Chai Bar Carmel nature reserve – a short a excursion route in the Carmel natureHaifa travel guide
Carmel is no different from other regions of the country in this respect, as large mammals and birds had been living there for thousands of years before wild hunting ended in the 19th century. All of these animals have become extinct and gone from the landscape of Carmel, including the tiger, the wolf, the bear, the Carmel deer, the wild boar, and the eagle. In Hai-Bar Carmel, endangered and extinct animals are raised and returned to the wild if they are in danger of extinction.
Get to know Iranian wild sheep, Cretan wild goat, Persian wild boar, and Carmel deer, as well as reproduction seeds of other birds of prey and eagles. Several mammals have been released into the wild, including the Persian donkey and the Carmel deer – so you should know that the reproductive nuclei have developed well. Take advantage of your trip with added value!
The route is described below
After the film, we will walk towards the observation deck to see how the animals have returned to nature since they were in the wild. We begin our visit at the visitor center, where you can see a film about the wildlife in the wild and the stages of their return to nature.
Views from the observation deck
You can clearly see the University of Haifa, Kibbutz Beit Oren, Dania and the Carmel Castle from the balcony. It overlooks the west of the Carmel. Two large fires ravaged the green slopes of the mountain in 1989 and 2010. The animals were released into the wild after the second fire, which saved their lives. However, the fire killed reptiles and other small animals. More than five million trees were burned in this fire, and 44 people were killed.
To get to the park’s animal pens, walk along an accessible path:
An Iranian paddock for donkeys
It has been discovered in archaeological excavations in Israel that donkey bones and horns have been found since prehistoric times. Due to the extinct nature of the species of donkey that used to live in Israel, a related species has been brought in to replace the extinct species – the Persian donkey. The Persian donkey is also nearly extinct. As a result of the Islamic coup in Iran in 1978, the last mahouts were brought to Israel as part of a special operation by El Al. The Persian Shah’s hunting reserve and several zoos around the world were home to a few individuals of this animal in those days.

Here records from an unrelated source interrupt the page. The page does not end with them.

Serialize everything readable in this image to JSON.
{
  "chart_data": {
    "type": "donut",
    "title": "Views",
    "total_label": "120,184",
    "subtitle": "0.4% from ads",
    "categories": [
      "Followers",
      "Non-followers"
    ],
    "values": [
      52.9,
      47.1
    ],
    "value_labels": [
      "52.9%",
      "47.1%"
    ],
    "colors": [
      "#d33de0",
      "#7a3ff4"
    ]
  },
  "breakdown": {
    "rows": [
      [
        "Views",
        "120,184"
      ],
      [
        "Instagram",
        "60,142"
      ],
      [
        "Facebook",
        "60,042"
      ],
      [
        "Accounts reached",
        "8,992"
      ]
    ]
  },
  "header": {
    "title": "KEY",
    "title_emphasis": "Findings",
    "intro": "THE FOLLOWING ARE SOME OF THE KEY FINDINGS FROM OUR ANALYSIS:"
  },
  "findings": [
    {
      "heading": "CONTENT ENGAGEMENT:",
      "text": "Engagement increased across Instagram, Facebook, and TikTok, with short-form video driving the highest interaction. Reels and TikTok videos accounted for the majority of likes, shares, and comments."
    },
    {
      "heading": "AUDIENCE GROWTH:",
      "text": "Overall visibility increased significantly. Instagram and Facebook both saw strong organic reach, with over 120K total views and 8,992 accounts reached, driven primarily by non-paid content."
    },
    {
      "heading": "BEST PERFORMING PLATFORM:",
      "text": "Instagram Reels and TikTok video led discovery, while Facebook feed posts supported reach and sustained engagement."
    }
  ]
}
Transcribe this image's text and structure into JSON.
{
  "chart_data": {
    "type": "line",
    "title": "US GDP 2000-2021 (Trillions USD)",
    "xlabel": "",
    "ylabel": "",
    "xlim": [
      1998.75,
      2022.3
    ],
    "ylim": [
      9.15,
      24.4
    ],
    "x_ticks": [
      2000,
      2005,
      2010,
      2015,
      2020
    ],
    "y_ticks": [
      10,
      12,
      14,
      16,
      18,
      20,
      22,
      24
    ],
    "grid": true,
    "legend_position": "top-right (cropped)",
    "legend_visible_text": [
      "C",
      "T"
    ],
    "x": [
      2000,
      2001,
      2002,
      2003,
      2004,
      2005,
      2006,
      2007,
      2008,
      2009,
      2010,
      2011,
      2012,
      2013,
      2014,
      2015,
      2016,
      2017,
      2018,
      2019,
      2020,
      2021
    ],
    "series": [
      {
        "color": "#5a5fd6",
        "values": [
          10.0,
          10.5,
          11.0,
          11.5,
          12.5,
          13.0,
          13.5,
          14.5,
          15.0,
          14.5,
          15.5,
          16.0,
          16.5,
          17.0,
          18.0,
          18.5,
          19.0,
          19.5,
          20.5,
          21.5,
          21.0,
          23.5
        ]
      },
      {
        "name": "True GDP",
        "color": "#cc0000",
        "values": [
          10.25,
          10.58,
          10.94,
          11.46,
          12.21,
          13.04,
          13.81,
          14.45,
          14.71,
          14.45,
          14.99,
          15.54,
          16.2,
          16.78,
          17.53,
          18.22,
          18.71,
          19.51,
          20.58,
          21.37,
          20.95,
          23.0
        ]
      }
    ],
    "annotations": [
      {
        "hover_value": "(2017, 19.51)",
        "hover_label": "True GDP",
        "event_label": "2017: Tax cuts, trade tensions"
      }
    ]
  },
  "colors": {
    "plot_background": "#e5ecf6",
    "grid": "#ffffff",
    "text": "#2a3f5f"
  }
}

Several hundred donkeys have been bred by them and their descendants since then. In 1996, donkeys were released into the wild in Nahal Kaziv, in the Upper Galilee, and in 2005, in Nahal Sorek, in the Judean Mountains, after they had formed a large enough breeding nucleus to release them into the wild. In the Mediterranean ecosystem, donkeys play an important role. Due to their tendency to eat leaves, they are able to prevent forest fires from spreading.Several hundred donkeys have been bred by them and their descendants since then.